Mathematical Formulas for unknown \(\sigma^2\)

\(100 \times(1 - \alpha)\%\) Confidence Interval for \(\mu_M - \mu_F\) with unknown \(\sigma^2_M\) and \(\sigma^2_F\):

\[ \left[\bar{X}_M - \bar{X}_F - t_{1 - \alpha/2, n - 1}\sqrt{\frac{S_M^2}{n_M} + \frac{S_F^2}{n_F}} ; \bar{X}_M - \bar{X}_F + z_{1 - \alpha/2, n - 1}\sqrt{\frac{S_M^2}{n_M} + \frac{S_F^2}{n_F}} \right] \]

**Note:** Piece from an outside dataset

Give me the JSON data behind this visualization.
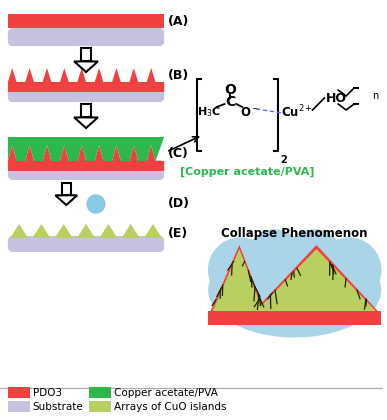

where \(T \sim t-student(n - 1)\).

\(\sqrt{\frac{\S_M^2}{n_M}} - \sqrt\frac{S_F^2}{{n_F}} \neq \sqrt{\frac{S_M^2}{n_M} + \frac{S_F^2}{n_F}}\)

Summary

Outcomes are modeled by distribution of probability such that we make inferences on the parameters of these probability distributions;
We often assume a probability distribution as sample size is limited;
Parameters of probability distribution are estimated based on the observed sample;
Confidence intervals shows the uncertainty around those estimates;
The uncertainty is defined based on confidence level that is often defined as function of \(\alpha\), \(100\times(1-\alpha)\%\) CI;
We can test hypothesis using confidence intervals evaluating if the confidence interval contains or does not contain the hypothesis to be tested;
\(\alpha\) is the probability to reject a hypothesis given that hypothesis was true;
We can compare groups using confidence intervals, but we cannot use individual intervals to compare them. We need a confidence interval of the difference between the groups.